The fluctuation of engine thrust during the mode transition process is a critical concern that poses a significant risk to aircraft safety. In order to address this issue, a thermodynamic model for mode transition in a dual fuel precooled multi-mode turbine engine is established, and three key issues in the mode transition process are comprehensively examined from the perspectives of steady-state analysis and dynamic process optimization: Why? When? How? Firstly, the basis for mode transition under high Mach number conditions is proposed for the first time from exergy efficiency. The engine exergy efficiency and combustion exergy efficiency in the turbofan mode decrease as the Mach number increases, while the turbojet mode exhibits superior combustion exergy efficiency. To achieve efficient operation, it is imperative to switch from the turbofan mode to the turbojet mode.

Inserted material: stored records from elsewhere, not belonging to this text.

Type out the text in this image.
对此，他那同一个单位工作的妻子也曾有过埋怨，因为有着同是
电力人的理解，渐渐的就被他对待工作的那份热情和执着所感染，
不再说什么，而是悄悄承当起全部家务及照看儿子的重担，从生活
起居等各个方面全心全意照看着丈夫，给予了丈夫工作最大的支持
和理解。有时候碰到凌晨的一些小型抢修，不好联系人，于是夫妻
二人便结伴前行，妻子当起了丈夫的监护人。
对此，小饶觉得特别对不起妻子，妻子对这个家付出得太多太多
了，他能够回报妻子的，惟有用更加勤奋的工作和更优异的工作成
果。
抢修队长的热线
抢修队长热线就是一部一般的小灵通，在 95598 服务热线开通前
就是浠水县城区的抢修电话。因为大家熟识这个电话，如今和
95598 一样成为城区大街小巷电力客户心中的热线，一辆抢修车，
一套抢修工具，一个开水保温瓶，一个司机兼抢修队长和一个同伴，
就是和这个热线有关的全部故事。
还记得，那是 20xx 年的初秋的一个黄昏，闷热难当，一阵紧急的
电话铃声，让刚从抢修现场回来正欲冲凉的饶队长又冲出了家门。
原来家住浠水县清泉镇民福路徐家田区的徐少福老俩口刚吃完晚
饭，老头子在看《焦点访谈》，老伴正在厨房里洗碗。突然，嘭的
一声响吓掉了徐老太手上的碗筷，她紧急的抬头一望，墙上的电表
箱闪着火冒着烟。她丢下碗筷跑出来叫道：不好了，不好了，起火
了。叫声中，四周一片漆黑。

Subsequently, a novel approach is proposed for determining the mode transition range based on bidirectional cyclic correction, which effectively addresses the limitation of large thrust fluctuations at the mode transition point determined by the conventional maximum state thrust continuous method. The mode transition envelope that can achieve a smooth transition between thrust and airflow rate is determined. Finally, a mode transition method is newly put forward by integrating directional adjustment and offline optimization. Throughout the entire mode transition envelope, the maximum thrust fluctuation during the process remains below 1 %, while the maximum airflow rate change stays within 3 %, which exhibits excellent efficacy in achieving smooth transitions.